For Tewes, cocaine served as a heady cocktail that offered bravery laced with euphoria. “You think you are fine. You think you are stronger, braver,” she said. “I thought it gave me the courage I missed. It was like going to Oz and asking for courage, but instead, I got cocaine.”
Douglas Cramer, producer of The Love Boat, claims cocaine was only one of the reasons he fired Tewes. “She does not deal with reality,” Cramer said of his fictional cruise director after firing her in 1984. “There were severe problems with Lauren. Not just recently, but for all of the seven years she was with The Love Boat. It was terribly disrupting.”
Tewes told TV We Love that it was the drugs, not bad behavior, that cost her a career. “It was a different time,” she said. “I was a woman, so I was blacklisted for that.”
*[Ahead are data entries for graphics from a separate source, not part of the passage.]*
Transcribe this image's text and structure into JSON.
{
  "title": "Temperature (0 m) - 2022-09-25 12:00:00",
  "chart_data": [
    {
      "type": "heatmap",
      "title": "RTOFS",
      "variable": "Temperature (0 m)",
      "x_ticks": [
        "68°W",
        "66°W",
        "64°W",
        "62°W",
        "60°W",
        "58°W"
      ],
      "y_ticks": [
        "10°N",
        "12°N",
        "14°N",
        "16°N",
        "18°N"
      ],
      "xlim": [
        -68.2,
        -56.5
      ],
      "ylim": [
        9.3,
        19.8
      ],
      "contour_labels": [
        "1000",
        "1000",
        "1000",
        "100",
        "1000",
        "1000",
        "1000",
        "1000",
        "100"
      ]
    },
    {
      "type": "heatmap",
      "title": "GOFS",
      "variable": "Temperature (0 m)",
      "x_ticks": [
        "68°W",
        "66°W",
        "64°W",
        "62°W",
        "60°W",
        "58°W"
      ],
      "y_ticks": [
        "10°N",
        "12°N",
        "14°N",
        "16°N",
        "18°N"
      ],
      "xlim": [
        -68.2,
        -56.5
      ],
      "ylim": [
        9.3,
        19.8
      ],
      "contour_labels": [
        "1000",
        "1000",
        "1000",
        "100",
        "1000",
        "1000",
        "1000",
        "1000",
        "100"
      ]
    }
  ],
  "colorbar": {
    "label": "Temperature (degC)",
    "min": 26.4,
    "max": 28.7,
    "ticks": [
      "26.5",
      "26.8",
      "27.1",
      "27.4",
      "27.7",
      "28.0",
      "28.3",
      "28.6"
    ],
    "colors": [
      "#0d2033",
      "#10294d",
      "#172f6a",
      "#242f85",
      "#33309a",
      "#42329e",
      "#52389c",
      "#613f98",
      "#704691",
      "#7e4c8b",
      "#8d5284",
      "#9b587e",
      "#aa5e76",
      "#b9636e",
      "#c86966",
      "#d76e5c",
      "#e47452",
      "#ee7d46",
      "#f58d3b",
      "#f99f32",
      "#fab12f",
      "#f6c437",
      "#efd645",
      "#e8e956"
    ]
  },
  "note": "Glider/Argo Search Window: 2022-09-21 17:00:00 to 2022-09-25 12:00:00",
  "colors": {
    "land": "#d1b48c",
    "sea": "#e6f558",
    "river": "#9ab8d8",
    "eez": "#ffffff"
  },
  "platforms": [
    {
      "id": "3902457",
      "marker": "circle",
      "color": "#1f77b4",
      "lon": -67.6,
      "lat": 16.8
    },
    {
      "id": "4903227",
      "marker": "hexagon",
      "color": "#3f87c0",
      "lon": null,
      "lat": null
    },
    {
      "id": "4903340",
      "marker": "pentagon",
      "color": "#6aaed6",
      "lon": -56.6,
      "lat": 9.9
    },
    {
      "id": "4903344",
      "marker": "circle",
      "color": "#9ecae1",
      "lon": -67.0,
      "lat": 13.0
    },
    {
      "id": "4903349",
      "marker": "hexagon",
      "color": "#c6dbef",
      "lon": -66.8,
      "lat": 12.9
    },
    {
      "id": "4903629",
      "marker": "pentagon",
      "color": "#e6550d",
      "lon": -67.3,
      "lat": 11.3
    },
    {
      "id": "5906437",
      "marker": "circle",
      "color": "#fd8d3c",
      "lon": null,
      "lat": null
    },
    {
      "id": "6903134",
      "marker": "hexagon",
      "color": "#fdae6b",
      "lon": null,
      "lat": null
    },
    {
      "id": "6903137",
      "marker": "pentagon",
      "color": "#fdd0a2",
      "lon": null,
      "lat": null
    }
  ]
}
Grandy didn’t blame sexism, but agreed that “a different time” meant Tewes got a bum deal. “This would’ve been the early ’80s, substance abuse on a set in those days was a punishable offense. It was not a healthcare problem, and it was not understood in the way it is understood now,” Grandy told a crowd at a Love Boat panel last year, according to People. “And to some degree, she was a victim of circumstance at the time because the attention and care and therapy she should have gotten was meted out in the form of discipline.”